Moody's Knocks Ford Further into Junk Status

Moody's Investors Service lowered Ford Motor Co.'s (F) credit rating further into junk status Wednesday, predicting the company will remain under considerable financial stress through 2007 even with a pending restructuring.

Moody's cut Ford's rank two levels to Ba3 from Ba1. Moody's also lowered the long-term rating of Ford's credit arm, Ford Motor Credit Co., two levels to Ba2 from its lowest investment-grade rating of Baa3. The moves will make it more difficult for Ford and Ford Credit to borrow money.

Moody's action comes a week after Standard & Poor's Ratings Services also lowered Ford's corporate credit rating further into junk territory. S&P also cited concerns about the No. 2 U.S. automaker's ability to turn around its North American operations.

Ford lost more than $1.4 billion in its North American operations in the first nine months of 2005. But at the North American International Auto Show this week, Ford Chairman and Chief Executive Bill Ford said the company is making a profit in other regions. Ford plans to announce 2005 earnings on Jan. 23.

Also on Jan. 23, Ford plans to announce details of a restructuring that is expected to include plant closures and job cuts.

The automaker typically doesn't comment on ratings actions, but when asked about the S&P downgrade this week, Bill Ford said it was disappointing.

"Nobody likes to be downgraded," he said. "It's up to us to prove their analysis wrong."

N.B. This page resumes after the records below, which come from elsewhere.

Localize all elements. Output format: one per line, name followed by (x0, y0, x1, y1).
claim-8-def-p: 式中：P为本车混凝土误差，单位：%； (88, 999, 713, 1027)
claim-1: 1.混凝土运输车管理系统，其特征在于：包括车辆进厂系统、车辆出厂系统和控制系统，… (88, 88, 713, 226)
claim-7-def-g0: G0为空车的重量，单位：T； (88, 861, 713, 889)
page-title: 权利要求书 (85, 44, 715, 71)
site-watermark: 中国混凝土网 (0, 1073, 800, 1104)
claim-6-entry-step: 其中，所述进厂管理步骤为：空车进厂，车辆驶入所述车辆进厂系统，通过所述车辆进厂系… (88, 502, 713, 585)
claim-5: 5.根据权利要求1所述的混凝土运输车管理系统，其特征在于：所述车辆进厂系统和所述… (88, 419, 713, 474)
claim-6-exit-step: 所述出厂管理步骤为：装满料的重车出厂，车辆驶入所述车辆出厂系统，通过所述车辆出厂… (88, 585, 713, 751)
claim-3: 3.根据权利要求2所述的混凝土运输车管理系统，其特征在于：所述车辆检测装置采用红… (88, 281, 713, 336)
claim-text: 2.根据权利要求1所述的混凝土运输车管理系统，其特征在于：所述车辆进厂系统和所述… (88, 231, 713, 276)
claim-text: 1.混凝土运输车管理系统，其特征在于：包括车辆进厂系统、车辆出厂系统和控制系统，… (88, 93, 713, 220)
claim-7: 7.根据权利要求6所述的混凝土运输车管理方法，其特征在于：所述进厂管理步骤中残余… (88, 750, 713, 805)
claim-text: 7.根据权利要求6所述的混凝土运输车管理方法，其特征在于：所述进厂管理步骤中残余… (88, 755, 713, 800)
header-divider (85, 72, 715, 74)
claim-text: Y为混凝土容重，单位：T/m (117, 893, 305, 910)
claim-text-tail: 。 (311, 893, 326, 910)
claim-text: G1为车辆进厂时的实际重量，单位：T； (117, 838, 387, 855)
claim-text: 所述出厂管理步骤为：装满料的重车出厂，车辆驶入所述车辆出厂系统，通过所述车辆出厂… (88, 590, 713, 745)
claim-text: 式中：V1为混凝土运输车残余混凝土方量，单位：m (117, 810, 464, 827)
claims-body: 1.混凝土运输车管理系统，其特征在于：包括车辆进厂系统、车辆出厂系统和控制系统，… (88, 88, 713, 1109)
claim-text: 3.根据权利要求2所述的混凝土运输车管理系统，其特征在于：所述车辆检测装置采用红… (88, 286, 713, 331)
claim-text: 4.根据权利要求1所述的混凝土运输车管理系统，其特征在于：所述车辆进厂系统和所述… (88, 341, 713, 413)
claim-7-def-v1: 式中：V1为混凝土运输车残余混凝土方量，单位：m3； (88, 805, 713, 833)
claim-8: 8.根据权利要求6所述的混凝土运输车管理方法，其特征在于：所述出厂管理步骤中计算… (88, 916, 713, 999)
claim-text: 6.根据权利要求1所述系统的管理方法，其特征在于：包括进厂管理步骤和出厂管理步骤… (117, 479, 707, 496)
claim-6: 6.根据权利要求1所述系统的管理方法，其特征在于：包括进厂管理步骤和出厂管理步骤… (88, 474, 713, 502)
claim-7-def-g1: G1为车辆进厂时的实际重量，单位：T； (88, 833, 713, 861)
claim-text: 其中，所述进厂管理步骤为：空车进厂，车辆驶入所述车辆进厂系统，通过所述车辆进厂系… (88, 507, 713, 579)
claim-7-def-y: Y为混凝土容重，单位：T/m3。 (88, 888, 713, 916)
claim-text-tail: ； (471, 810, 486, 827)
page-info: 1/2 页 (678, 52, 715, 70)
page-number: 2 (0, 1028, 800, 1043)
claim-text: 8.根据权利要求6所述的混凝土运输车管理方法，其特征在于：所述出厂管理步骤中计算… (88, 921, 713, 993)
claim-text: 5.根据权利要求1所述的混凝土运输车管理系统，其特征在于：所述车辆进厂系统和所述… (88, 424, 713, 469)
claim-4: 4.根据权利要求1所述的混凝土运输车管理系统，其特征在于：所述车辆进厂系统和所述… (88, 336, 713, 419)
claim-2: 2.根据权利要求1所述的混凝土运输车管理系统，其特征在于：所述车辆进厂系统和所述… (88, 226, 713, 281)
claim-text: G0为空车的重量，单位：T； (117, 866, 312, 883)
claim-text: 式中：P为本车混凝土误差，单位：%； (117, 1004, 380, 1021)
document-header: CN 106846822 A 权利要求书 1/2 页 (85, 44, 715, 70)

Moody's said Ford will have trouble sustaining market share in its core markets. Ford's U.S. sales fell 4 percent in 2005. Moody's also said Ford's cost structure isn't competitive because of high labor rates and too much plant capacity.

Moody's said some bright spots for Ford are the upcoming restructuring and strong sales of its mid- and full-size cars, including the Ford Fusion.

Ford and Ford Credit have approximately $130 billion in debt, Moody's said.

Ford shares were up 9 cents to $8.86 in afternoon trading on the New York Stock Exchange.